The skies of his pocket dimension darkened with light threads of golden radiance weaving through the endless canopy of his realm. The beasts grew restless; even his oldest generals bowed their heads in unease. They could feel the coming of something greater, something that was no longer meant for their world alone.

Krogan stood at the heart of it all, upon the great lake where Murmur’s heart buried underground, beat faintly beneath layers of enchanted runes. It had once been his prize, the source of his power and creation. Now, it was a curse he would be rid of.
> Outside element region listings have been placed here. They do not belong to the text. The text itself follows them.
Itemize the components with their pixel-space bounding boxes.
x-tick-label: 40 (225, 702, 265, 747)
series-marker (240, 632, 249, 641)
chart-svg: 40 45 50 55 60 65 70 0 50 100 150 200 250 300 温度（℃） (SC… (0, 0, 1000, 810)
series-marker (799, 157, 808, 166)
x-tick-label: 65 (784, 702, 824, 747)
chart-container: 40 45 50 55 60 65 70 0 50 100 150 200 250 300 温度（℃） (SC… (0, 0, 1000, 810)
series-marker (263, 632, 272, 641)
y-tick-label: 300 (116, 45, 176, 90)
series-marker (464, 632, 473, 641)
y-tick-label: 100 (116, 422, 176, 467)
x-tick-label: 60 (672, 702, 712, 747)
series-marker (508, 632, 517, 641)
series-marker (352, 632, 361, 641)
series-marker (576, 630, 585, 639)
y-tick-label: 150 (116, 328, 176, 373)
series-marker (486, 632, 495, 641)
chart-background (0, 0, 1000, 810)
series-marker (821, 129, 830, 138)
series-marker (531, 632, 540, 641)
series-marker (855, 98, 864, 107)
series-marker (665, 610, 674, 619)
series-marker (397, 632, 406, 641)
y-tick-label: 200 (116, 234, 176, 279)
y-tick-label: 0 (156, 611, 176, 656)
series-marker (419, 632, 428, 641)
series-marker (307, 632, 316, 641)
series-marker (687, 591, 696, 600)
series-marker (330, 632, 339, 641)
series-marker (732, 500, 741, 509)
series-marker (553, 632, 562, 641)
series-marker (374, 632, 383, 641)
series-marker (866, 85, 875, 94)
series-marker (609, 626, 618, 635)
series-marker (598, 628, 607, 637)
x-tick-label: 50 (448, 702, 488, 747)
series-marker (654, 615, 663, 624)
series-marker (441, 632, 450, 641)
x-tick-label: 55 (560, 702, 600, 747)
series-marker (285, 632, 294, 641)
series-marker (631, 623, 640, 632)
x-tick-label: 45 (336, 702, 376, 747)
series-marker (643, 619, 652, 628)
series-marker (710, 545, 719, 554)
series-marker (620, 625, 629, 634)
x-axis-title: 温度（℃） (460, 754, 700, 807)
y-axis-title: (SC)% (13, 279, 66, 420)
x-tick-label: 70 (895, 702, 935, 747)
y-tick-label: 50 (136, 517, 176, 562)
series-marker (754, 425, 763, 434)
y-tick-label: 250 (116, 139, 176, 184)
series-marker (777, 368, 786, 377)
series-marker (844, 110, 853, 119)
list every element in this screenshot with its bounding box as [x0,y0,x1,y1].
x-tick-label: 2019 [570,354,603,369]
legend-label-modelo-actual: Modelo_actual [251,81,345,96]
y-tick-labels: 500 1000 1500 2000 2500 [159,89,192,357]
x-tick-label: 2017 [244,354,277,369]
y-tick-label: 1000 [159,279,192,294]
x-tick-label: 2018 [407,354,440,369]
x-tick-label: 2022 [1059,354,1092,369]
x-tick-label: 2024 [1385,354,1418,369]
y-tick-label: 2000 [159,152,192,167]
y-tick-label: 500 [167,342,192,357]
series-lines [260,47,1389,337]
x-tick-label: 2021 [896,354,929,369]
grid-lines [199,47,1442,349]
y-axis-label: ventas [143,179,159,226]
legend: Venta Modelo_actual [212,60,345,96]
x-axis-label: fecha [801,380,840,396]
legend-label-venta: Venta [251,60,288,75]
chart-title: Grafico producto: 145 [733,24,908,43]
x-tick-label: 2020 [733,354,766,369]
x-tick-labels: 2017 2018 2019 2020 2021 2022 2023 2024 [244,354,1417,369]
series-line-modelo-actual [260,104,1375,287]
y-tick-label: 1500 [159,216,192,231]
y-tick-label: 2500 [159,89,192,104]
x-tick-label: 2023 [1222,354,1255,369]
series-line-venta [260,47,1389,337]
As he raised his clawed hand, the runes blazed to life, forming concentric rings of light and shadow that climbed the air like chains uncoiling toward the sky. The world around him quaked, and for a moment, he felt the Will of the World watching.

"Great Will of this world," Krogan spoke, his voice echoing through the layers of his dimension, reaching every beast that breathed in his realm. "I offer to you my realm, born of mortal soil yet sustained by divine breath. Let it be yours to govern, that balance may endure."

The golden threads of light pulsed in response, descending like rain that shimmered through his fur. He could feel his essence being pulled upward, drawn toward a higher plane. His body shook from the unbearable weight of recognition.

The world itself was answering.

"In exchange," he continued, his voice roughening as the divine energies surged through him, "grant me dominion not over this realm, but through it. Let its life and strength flow to me, as my essence flows to it, so that I may guide without ruling."